Boron K-edge XANES of boron oxides: tetrahedral B-O distances and near-surface alteration

Synchrotron radiation boron K-edge XANES spectra collected in fluorescence yield mode are reported for monoclinic metaboric acid [HBO2(II)], sinhalite (MgAlBO4), and a selection of boron oxides in which B is exclusively in trigonal coordination (B-[3]). The anomalously high divergence of tetrahedral (B-[4]-O) bond lengths in HBO2(II) and sinhalite is used to resolve fine structure at the B-[4] K edge due to splitting of sigma*(t(2)) antibonding orbitals. For HBO2(II), XANES peaks at 196.9 and 199.3 eV are assigned to B-[4]-O distances of 1.564 and similar to1.440 (x3) Angstrom, respectively, and, for sinhalite, peaks at 196.8, 197.9, and 199.6 eV are assigned to distances of 1.586, 1.483 (x2), and 1.442 Angstrom, respectively.
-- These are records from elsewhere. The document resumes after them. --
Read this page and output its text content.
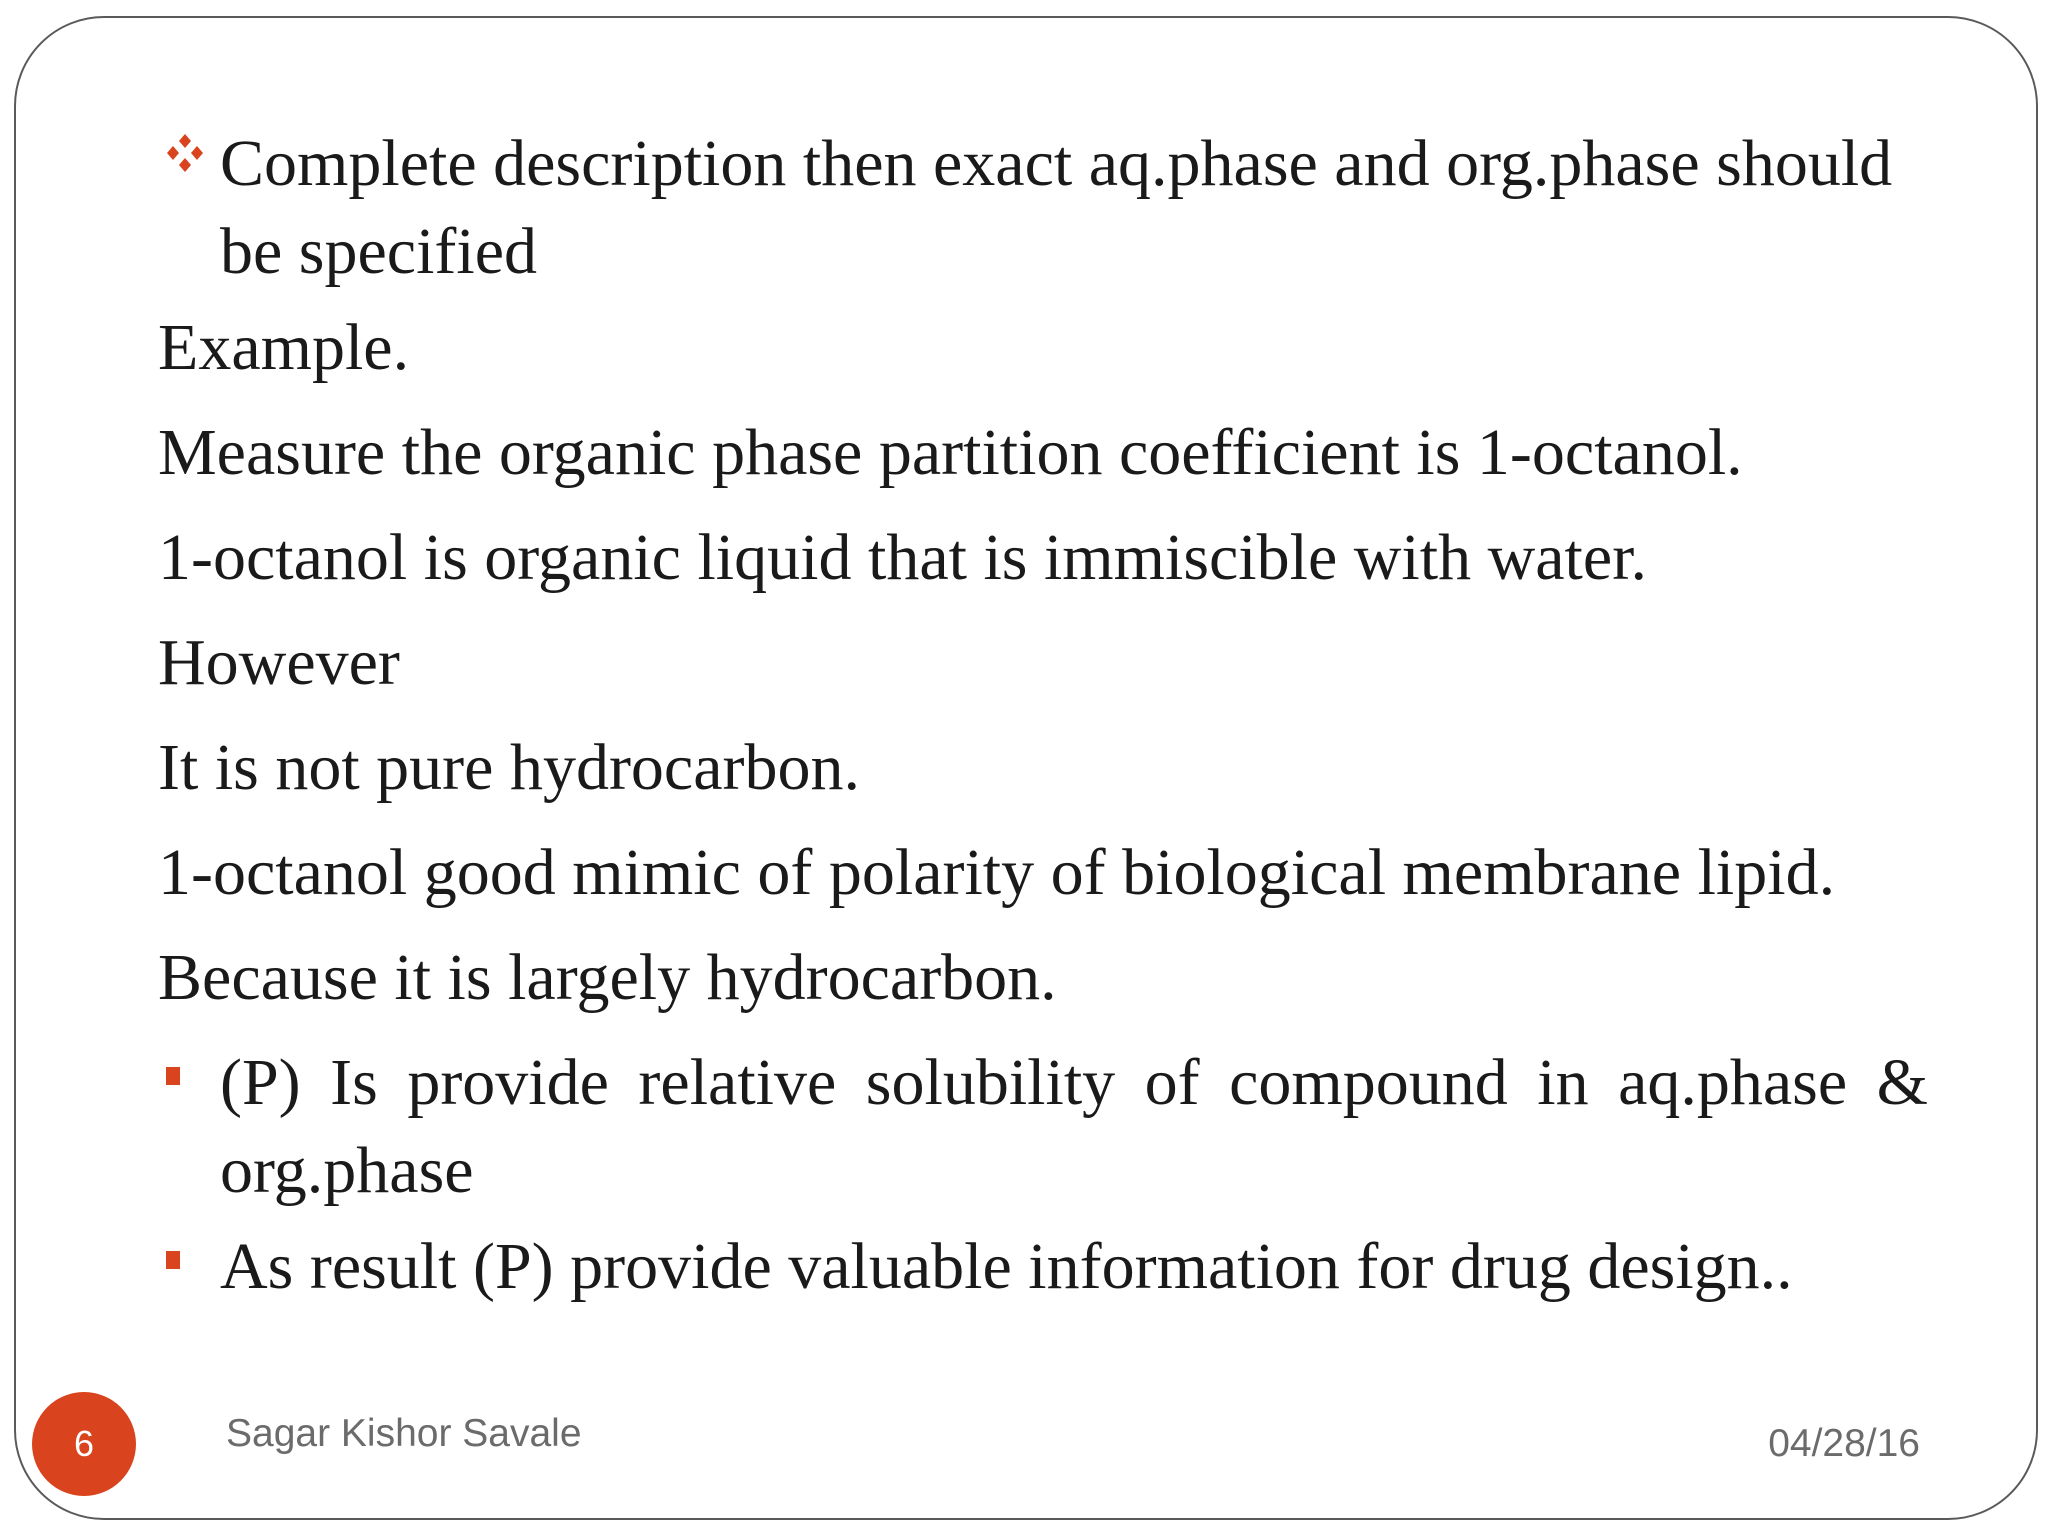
Complete description then exact aq.phase and org.phase should be specified
Example.
Measure the organic phase partition coefficient is 1-octanol.
1-octanol is organic liquid that is immiscible with water.
However
It is not pure hydrocarbon.
1-octanol good mimic of polarity of biological membrane lipid.
Because it is largely hydrocarbon.
(P) Is provide relative solubility of compound in aq.phase & org.phase
As result (P) provide valuable information for drug design..
6	Sagar Kishor Savale	04/28/16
A correlation between peak splitting at the B-[4] K edge and divergence of tetrahedral bond length is established for borates and borosilicates using data for sinhalite, HBO2(II), ferroaxinite, danburite, datolite, and BPO4. B K-edge XANES spectra collected in total electron yield mode, which probes to <60 <Angstrom>, show that almost all B-[4] in HBO2(II) and about one-third of the B-[4] in sinhalite are converted to B-[3] in the near-surface structure. Moreover, HBO2(II), HBO2(III), sassolite (boric acid; H3BO3), and v-B2O3, which have markedly different bulk structures, have a similar near-surface layer composed of a relaxed anhydrous network of BO3 groups.